12. A method for automated electric vehicle (EV) charging station identification, the method comprising:

(a) obtaining a valid charging station identification, by a server controlling multiple charging stations over a network, as sent from a mobile device of a user within a charge request from the user in response to either: (A) reading a single or multiple axis bar code from the charging station or plug on the charging station, or (B) from a wireless communication between the mobile device and the charging station;

(b) determining at the server, from checking a database of charge sessions, that the user is not already actively charging an electric vehicle; and

(c) transmitting a request from the server to the charging station to start a charge session on the electric vehicle for the user.

13. The method of claim 12, further comprising the server determining that the electric vehicle is plugged into the selected charging station prior to sending a command from the server to that charge controller to start the charging session.

14. The method of claim 12, wherein each charging station of the multiple charging stations is configured having either a single charge plug per charging station or multiple charge plugs per charging station.

15. The method of claim 12, wherein the charge request from the mobile device of the user to the server comprises: user ID, user class, and station ID information.

16. The method of claim 12, further comprising determining a charge priority ranking for the user based on amount of energy requested for the charge, and previous charging history.

17. The method of claim 16, further comprising executing a solar credit system, in which solar credits can be purchased by users to increase charge priority rankings.

18. The method of claim 16, wherein said solar credit system comprises a boost function in which users can temporarily boost their charge rankings in response to electronic submission of a virtual system currency.
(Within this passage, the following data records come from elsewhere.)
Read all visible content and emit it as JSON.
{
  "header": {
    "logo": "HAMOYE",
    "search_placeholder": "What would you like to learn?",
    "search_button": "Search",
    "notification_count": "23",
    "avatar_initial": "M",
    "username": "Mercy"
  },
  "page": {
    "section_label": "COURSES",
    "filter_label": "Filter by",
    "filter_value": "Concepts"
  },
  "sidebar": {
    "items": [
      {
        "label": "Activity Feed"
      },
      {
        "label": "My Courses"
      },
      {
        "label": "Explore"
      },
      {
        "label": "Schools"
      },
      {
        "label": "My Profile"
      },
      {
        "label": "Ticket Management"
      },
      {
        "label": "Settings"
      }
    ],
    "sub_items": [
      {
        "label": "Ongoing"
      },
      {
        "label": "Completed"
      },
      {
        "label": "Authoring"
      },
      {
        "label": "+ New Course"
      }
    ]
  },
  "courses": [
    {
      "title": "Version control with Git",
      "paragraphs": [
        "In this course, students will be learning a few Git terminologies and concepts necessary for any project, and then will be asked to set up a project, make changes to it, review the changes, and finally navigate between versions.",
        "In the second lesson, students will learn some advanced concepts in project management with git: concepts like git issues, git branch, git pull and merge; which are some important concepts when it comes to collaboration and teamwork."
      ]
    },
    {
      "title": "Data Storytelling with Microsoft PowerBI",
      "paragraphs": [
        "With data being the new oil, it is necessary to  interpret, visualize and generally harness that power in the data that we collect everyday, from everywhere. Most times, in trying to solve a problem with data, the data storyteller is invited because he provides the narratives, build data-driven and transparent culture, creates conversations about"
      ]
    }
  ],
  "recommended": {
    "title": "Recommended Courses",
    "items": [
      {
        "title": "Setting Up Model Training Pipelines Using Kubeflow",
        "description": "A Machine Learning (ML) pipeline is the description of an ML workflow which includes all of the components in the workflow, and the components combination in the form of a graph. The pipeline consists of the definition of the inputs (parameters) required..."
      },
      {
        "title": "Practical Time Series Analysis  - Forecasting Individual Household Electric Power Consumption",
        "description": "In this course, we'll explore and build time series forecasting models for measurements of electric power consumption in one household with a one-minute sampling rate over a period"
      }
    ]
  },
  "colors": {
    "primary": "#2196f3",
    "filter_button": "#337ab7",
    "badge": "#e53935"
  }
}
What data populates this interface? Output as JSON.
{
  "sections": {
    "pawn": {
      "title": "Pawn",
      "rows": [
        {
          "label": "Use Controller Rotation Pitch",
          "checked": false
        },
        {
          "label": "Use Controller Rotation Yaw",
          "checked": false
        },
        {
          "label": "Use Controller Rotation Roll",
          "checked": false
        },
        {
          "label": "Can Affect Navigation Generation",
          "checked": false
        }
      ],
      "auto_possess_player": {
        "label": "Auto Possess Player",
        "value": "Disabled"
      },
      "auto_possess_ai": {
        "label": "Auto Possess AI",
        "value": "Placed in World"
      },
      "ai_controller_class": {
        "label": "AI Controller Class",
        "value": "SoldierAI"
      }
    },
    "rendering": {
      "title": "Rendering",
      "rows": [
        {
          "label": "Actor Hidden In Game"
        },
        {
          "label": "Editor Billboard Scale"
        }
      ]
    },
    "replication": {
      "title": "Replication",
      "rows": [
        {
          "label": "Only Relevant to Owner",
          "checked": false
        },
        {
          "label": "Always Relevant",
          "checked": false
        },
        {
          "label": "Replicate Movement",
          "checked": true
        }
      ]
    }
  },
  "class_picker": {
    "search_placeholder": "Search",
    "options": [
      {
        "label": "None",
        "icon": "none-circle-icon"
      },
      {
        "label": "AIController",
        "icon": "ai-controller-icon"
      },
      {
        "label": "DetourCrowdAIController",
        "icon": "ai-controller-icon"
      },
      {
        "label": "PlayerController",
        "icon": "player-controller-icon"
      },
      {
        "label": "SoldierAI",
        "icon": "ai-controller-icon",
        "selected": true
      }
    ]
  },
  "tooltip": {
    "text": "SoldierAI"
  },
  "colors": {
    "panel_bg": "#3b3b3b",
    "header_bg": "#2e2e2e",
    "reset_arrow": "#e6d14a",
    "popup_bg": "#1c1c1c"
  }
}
19. The method of claim 18, wherein said solar credit system comprises a trading system that allows users to buy and sell solar credits.

20. A computer program product, the computer program product comprising a non-transitory computer-readable storage medium having computer usable program code containing instructions executable by a processor of a mobile device, the computer usable program code when executed performing steps comprising:

(a) activating a reader on the mobile device to determine identification of a charging station, or a plug on a charging station having multiple plugs, and

(b) validating the identification of the charging station from a charge station database accessed by the mobile device;

(c) communicating the identification within a charge request over a network to a server controlling multiple charging stations, to activate charging on the identified charge station.

21 . The computer program product of claim 20, wherein said program code containing instructions executable by a processor of the mobile device further comprises determining a charge priority ranking for the user based on amount of energy requested for the charge, and previous charging history, within a solar credit system, in which solar credits can be purchased by users to increase charge priority rankings.

22. The computer program product of claim 21 , wherein said program code containing instructions executable by a processor of the mobile device further comprises executing a boost function in which users temporarily boost their charge rankings in response to electronic submission of a virtual system currency.

23. The computer program product of claim 21 , wherein said program code containing instructions executable by a processor of the mobile device further comprises executing a trading system, within said solar credit system, in which users buy and/or sell solar credits.